Mohammed Schemsed-din Hafis

(Übersetzung: Joseph von Hammer-Purgstall)


Aus: Der Buchstabe Ta

XX. (20)

Geh zu deinem Geschäft, o Prediger, lasse das Lärmen,
Mein verirrtes Herz, sage, was geht es dich an!

Jene Mitte des Leibs, die Gott aus nichts hat erschaffen,
Ist ein kitzlicher Punkt, keinem zu lösen verliehn. 1

Nicht acht Himmel bedürfen in deinem Dorfe die Bettler. 2
Sklaven deines Haars, sind die Gefreyten der Welt.

Zwar durch den Rausch der Liebe bin ich schon gänzlich zerstöret,
Aber mein Daseyn blüht aus der Zerstörung hervor.

Jammre nicht Herz, und klage nicht über die Härte der Freundinn,
Was sie dir zuerkannt, Alles ist billig und recht.

Bis ich nicht meinen Wunsch an ihren Lippen erreiche,
Ist der Rath der Welt meinem Gehör wie Wind.

Gehe Hafis, und lies nicht Zauberformeln und Wünsche,
Aehnliche Zauberein kennt zur Genüge mein Herz.

1 Das Liebchen hat eine Taille, fein wie ein Punkt um die Mitte des Leibes, den der Gürtel umschließt, den Gürtel zu lösen, ist ein kitzlicher Punkt.

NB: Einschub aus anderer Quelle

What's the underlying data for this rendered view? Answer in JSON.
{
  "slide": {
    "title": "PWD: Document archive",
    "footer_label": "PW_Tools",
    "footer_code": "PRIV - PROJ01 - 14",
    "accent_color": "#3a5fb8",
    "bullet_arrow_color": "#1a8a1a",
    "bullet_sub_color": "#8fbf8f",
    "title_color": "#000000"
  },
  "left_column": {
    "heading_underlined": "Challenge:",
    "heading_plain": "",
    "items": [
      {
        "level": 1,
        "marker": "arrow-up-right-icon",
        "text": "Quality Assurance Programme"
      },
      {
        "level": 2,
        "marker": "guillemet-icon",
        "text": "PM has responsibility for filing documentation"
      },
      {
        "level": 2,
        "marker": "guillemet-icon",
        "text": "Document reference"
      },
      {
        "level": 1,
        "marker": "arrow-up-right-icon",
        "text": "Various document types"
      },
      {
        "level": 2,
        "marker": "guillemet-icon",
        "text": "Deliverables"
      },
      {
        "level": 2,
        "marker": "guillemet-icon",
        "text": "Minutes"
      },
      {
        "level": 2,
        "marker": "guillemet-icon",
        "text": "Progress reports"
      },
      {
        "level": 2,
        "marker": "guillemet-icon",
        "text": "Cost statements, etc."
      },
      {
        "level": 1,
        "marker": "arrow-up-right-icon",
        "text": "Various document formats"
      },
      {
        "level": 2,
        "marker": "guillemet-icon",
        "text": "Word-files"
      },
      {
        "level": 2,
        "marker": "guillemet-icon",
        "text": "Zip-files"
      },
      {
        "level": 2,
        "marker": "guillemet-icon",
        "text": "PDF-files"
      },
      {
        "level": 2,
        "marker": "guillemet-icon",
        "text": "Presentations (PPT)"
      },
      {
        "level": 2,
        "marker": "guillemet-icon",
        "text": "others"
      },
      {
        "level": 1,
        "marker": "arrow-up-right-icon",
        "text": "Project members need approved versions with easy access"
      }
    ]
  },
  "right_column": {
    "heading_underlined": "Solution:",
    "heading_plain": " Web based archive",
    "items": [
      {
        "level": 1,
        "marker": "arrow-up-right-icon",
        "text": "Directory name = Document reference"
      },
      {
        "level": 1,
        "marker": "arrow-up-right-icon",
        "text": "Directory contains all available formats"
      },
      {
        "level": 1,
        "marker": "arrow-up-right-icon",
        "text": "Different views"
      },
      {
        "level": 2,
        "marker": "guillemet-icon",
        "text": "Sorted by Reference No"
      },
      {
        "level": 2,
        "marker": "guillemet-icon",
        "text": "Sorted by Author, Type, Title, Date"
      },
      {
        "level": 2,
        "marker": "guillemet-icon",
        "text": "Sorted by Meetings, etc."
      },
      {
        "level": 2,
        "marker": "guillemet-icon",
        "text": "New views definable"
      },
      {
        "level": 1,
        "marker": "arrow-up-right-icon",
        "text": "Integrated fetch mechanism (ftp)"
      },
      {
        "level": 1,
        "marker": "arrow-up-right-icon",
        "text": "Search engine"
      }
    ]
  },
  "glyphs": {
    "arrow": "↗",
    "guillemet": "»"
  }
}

2 Die Mohammedaner haben die ursprügliche Siebenzahl der Paradiese blos deshalb in Acht verwandelt, um zu zeigen, daß Gottes Barmherzigkeit größer sey, als seine strafende Gerechtigkeit, denn da es sieben Höllen giebt, so meinen sie, daß es wenigstens acht Himmel geben müsse. Uebrigens liegen diesen acht Himmeln vielleicht auch die acht Seligkeiten der christlichen Lehre zum Grunde.